Data node infrastructure
Resources: Data nodes
This section is part of a series on the topic of data nodes.
Docs:
This page covers the minimum and recommended hardware requirements, and the software requirements for running a data node connecting to the Vega network.
The best hardware may vary depending on how you set up your node and database service, and how you intend to use the data node.
Data node operators who are running a data node to support their own needs can run a leaner setup depending on their own requirements.
Those data node operators running archive nodes, which retain all chain information, will need a more robust setup.
Hardware recommendations
System architecture requirements
Resource | Minimum | Recommended |
---|---|---|
CPU | 6 cores at >= 3Ghz | 12 cores at >= 4Ghz |
RAM | 16GB | 32GB |
Storage | 1TB NVMe SSD | 2TB NVMe SSD |
The impact of using fewer cores than recommended is that the critical parts (data node and non-validators) will be starved of CPU resources, which will reduce the maximum throughput of the network.

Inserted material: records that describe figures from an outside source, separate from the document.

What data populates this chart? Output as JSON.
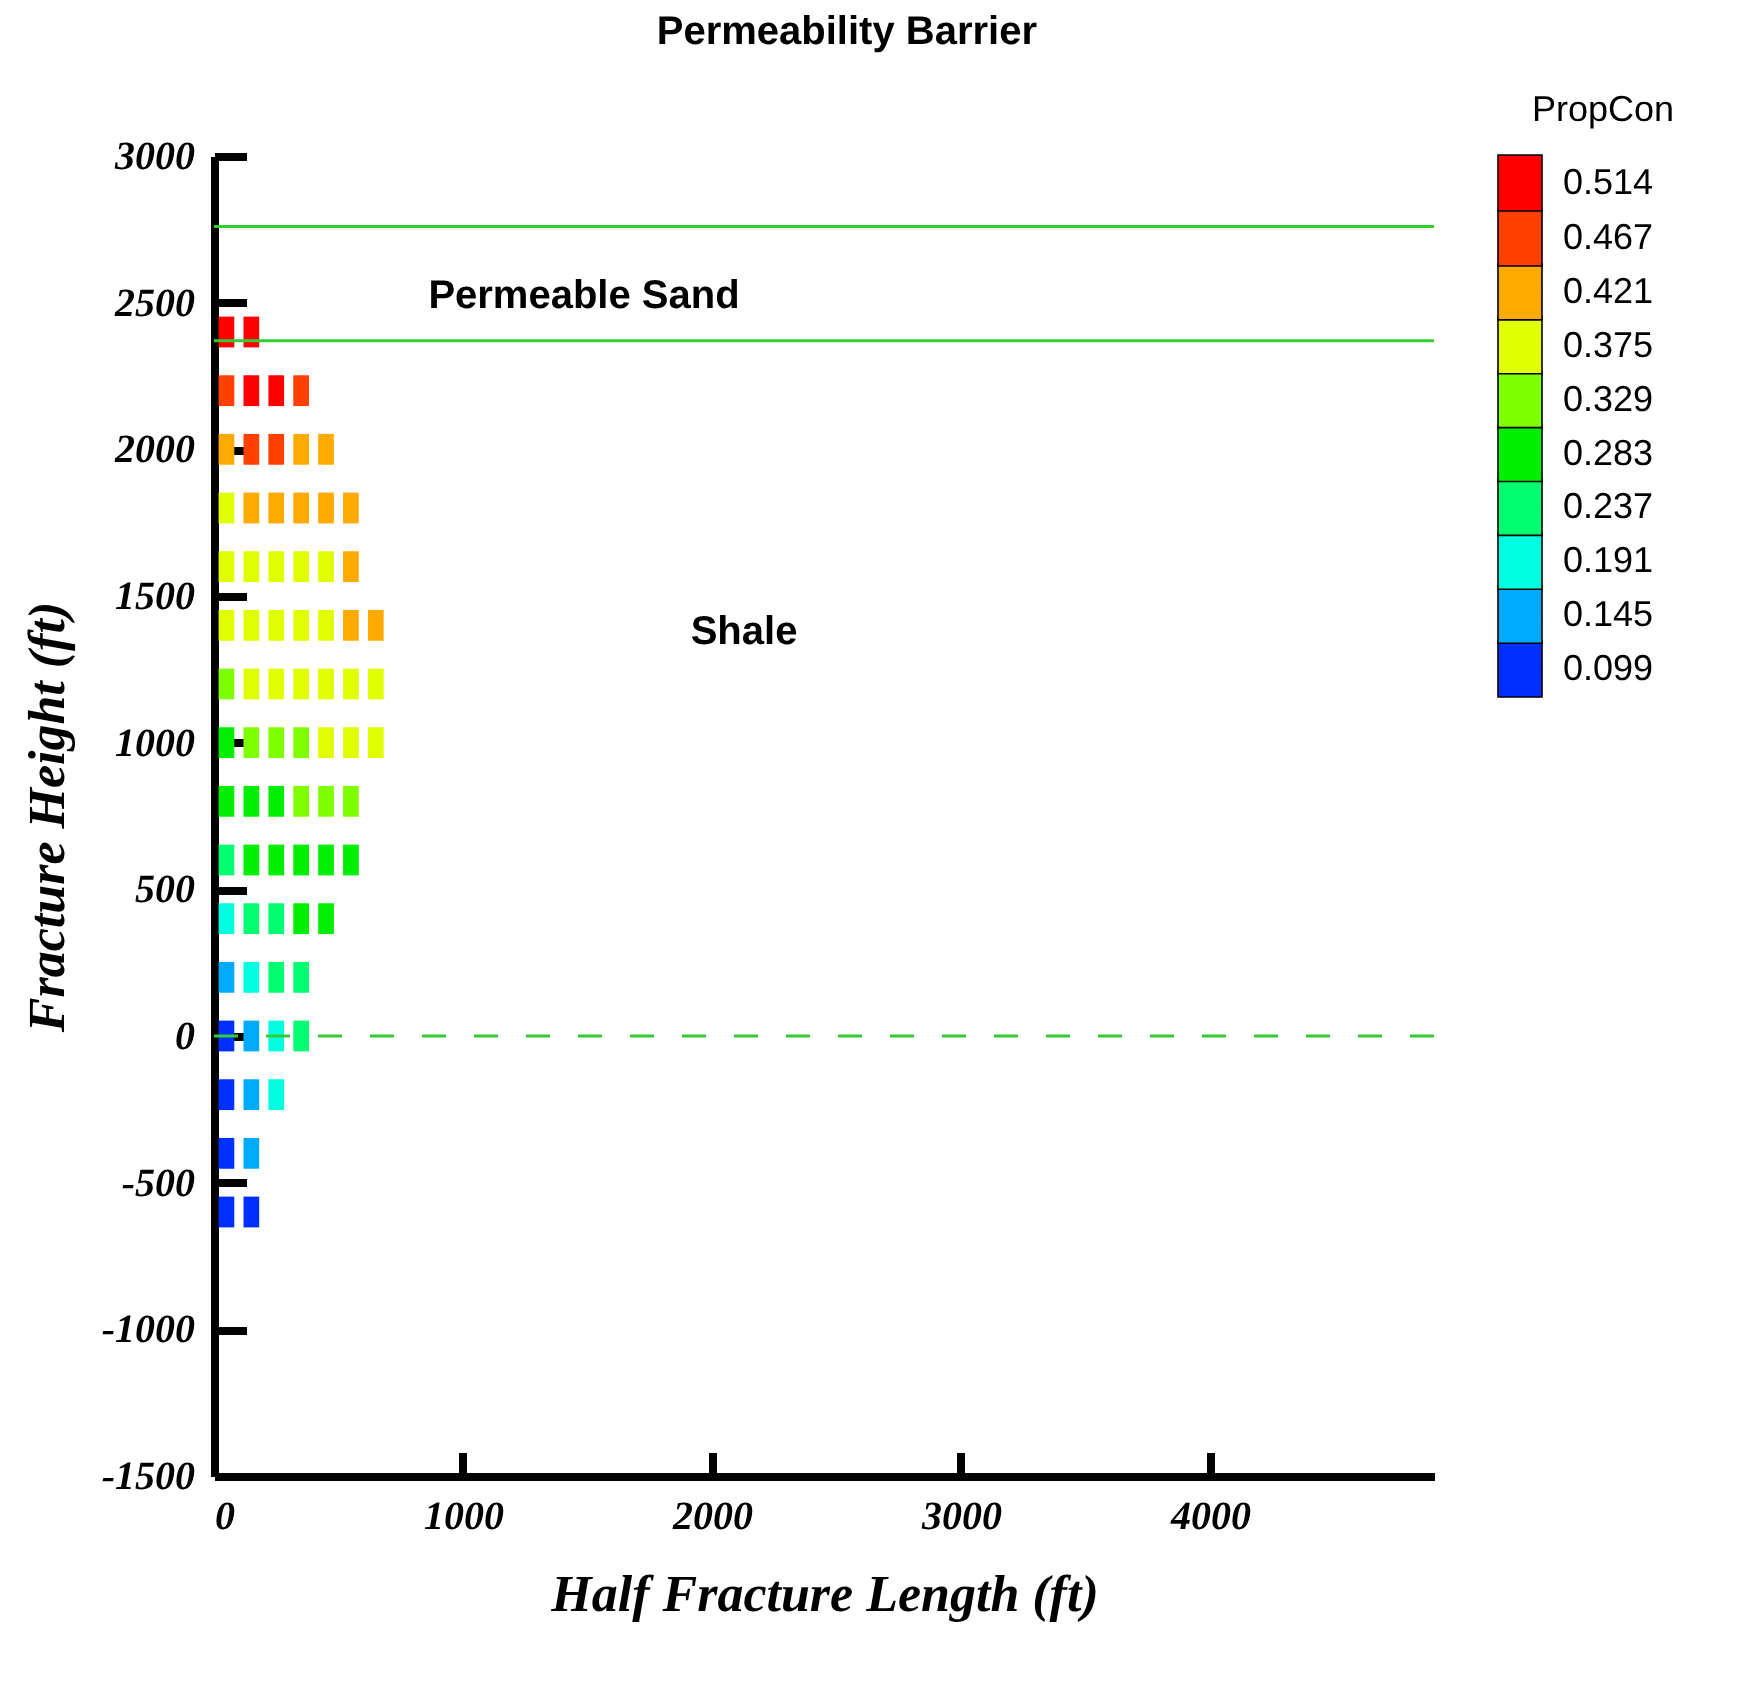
{
  "chart_data": {
    "type": "scatter",
    "title": "Permeability Barrier",
    "xlabel": "Half Fracture Length (ft)",
    "ylabel": "Fracture Height (ft)",
    "clabel": "PropCon",
    "clim": [
      0.076,
      0.537
    ],
    "cticks": [
      0.099,
      0.145,
      0.191,
      0.237,
      0.283,
      0.329,
      0.375,
      0.421,
      0.467,
      0.514
    ],
    "colors": [
      "#0030ff",
      "#00aaff",
      "#00ffe0",
      "#00ff70",
      "#00ee00",
      "#80ff00",
      "#e0ff00",
      "#ffaa00",
      "#ff4000",
      "#ff0000"
    ],
    "xlim": [
      0,
      4900
    ],
    "xticks": [
      0,
      1000,
      2000,
      3000,
      4000
    ],
    "ylim": [
      -1500,
      3000
    ],
    "yticks": [
      -1500,
      -1000,
      -500,
      0,
      500,
      1000,
      1500,
      2000,
      2500,
      3000
    ],
    "grid": false,
    "marker": "square",
    "series": [
      {
        "x": [
          50,
          150,
          50,
          150,
          250,
          350,
          50,
          150,
          250,
          350,
          450,
          50,
          150,
          250,
          350,
          450,
          550,
          50,
          150,
          250,
          350,
          450,
          550,
          50,
          150,
          250,
          350,
          450,
          550,
          650,
          50,
          150,
          250,
          350,
          450,
          550,
          650,
          50,
          150,
          250,
          350,
          450,
          550,
          650,
          50,
          150,
          250,
          350,
          450,
          550,
          50,
          150,
          250,
          350,
          450,
          550,
          50,
          150,
          250,
          350,
          450,
          50,
          150,
          250,
          350,
          50,
          150,
          250,
          350,
          50,
          150,
          250,
          50,
          150,
          50,
          150
        ],
        "values": [
          2400,
          2400,
          2200,
          2200,
          2200,
          2200,
          2000,
          2000,
          2000,
          2000,
          2000,
          1800,
          1800,
          1800,
          1800,
          1800,
          1800,
          1600,
          1600,
          1600,
          1600,
          1600,
          1600,
          1400,
          1400,
          1400,
          1400,
          1400,
          1400,
          1400,
          1200,
          1200,
          1200,
          1200,
          1200,
          1200,
          1200,
          1000,
          1000,
          1000,
          1000,
          1000,
          1000,
          1000,
          800,
          800,
          800,
          800,
          800,
          800,
          600,
          600,
          600,
          600,
          600,
          600,
          400,
          400,
          400,
          400,
          400,
          200,
          200,
          200,
          200,
          0,
          0,
          0,
          0,
          -200,
          -200,
          -200,
          -400,
          -400,
          -600,
          -600
        ],
        "cvalues": [
          0.514,
          0.514,
          0.467,
          0.514,
          0.514,
          0.467,
          0.421,
          0.467,
          0.467,
          0.421,
          0.421,
          0.375,
          0.421,
          0.421,
          0.421,
          0.421,
          0.421,
          0.375,
          0.375,
          0.375,
          0.375,
          0.375,
          0.421,
          0.375,
          0.375,
          0.375,
          0.375,
          0.375,
          0.421,
          0.421,
          0.329,
          0.375,
          0.375,
          0.375,
          0.375,
          0.375,
          0.375,
          0.283,
          0.329,
          0.329,
          0.329,
          0.375,
          0.375,
          0.375,
          0.283,
          0.283,
          0.283,
          0.329,
          0.329,
          0.329,
          0.237,
          0.283,
          0.283,
          0.283,
          0.283,
          0.283,
          0.191,
          0.237,
          0.237,
          0.283,
          0.283,
          0.145,
          0.191,
          0.237,
          0.237,
          0.099,
          0.145,
          0.191,
          0.237,
          0.099,
          0.145,
          0.191,
          0.099,
          0.145,
          0.099,
          0.099
        ]
      }
    ],
    "ref_lines": [
      {
        "axis": "y",
        "value": 2760,
        "color": "#33cc33",
        "line_style": "solid"
      },
      {
        "axis": "y",
        "value": 2370,
        "color": "#33cc33",
        "line_style": "solid"
      },
      {
        "axis": "y",
        "value": 0,
        "color": "#33cc33",
        "line_style": "dashed"
      }
    ],
    "annotations": [
      "Permeable Sand",
      "Shale"
    ]
  }
}
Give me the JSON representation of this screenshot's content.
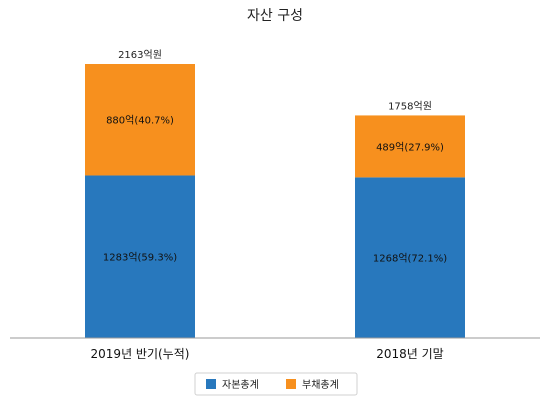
{
  "chart_data": {
    "type": "bar",
    "stacked": true,
    "title": "자산 구성",
    "categories": [
      "2019년 반기(누적)",
      "2018년 기말"
    ],
    "series": [
      {
        "name": "자본총계",
        "color": "#2878bd",
        "values": [
          1283,
          1268
        ],
        "labels": [
          "1283억(59.3%)",
          "1268억(72.1%)"
        ]
      },
      {
        "name": "부채총계",
        "color": "#f7901e",
        "values": [
          880,
          489
        ],
        "labels": [
          "880억(40.7%)",
          "489억(27.9%)"
        ]
      }
    ],
    "totals": [
      "2163억원",
      "1758억원"
    ],
    "ylim": [
      0,
      2500
    ],
    "grid": false,
    "legend": "bottom"
  }
}
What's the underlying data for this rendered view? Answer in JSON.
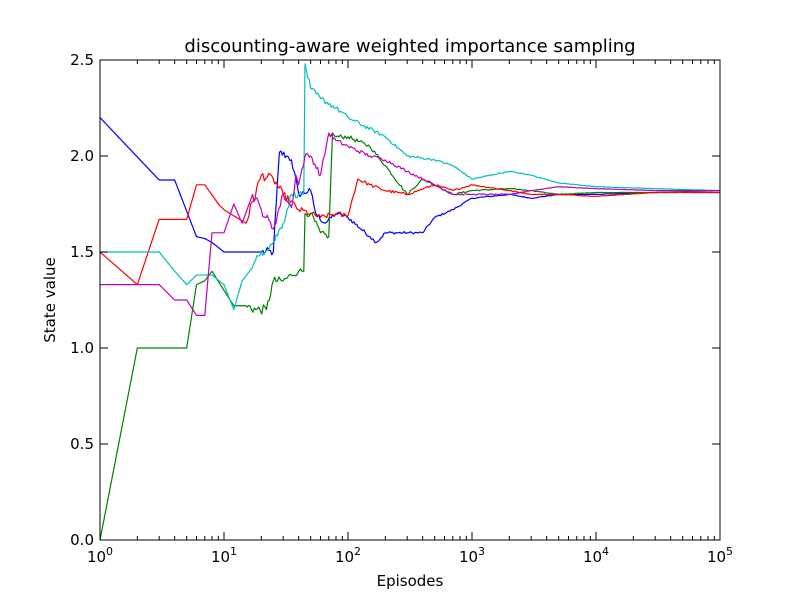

The impact of having slower cores than recommended (or older cores that have a reduced IPC rate compared to modern Zen3 cores) is that the maximum throughput will be reduced due to the bottlenecks being single threaded.
File system performance testing
In benchmark testing using the default Ubuntu file system of EXT4 against ZFS with zstd compression turned on, it was determined that ZFS has an impact on performance when using NVMe drives, while the opposite is seen in SATA drives. More blocks per minute (bpm) is better.
NVMe SSD (bpm) | Service Time | SATA SSD (bpm) | |
---|---|---|---|
Core EXT4 | 1415 | 15% | 851 |
Core ZFS | 1210 | 15% | 886 |
Core + Datanode EXT4 | 1216 | 35% | 607 |
Core + Datanode ZFS | 993 | 25% | 729 |
Cores performance testing
Benchmark testing shows that ZFS with zstd helps reduce the amount of data stored on the drives, but has a negative impact on the amount of CPU resources required. This is due to the compression/decompression of the data as it is written and read from disk.
Below are results of replay tests showing how different amounts of available CPU cores change the average block processing rate. More blocks per minute (bpm) is better.
Cores | EXT4 (bpm) | ZFS + zstd (bpm) |
---|---|---|
1 | 496 | 326 |
2 | 853 | 604 |
3 | 1003 | 751 |
4 | 1439 | 856 |
5 | 1471 | 1014 |
6 | 1466 | 1164 |
7 | 1172 |
Software requirements
Operating system
For production use, we recommend using the Linux binary on Ubuntu as this is the platform used by nodes on Fairground, the Vega testnet, and is the most widely tested so far.
Golang
You'll need 'go' version 1.19.1 or newer.
Data node PostgreSQL
If you plan to run a data node, you will also need to run a PostgreSQL server.
There are several ways to do this:
- As described in the data node readme.
- The simplest and recommended way to do this is using docker, which is also described in the data node readme.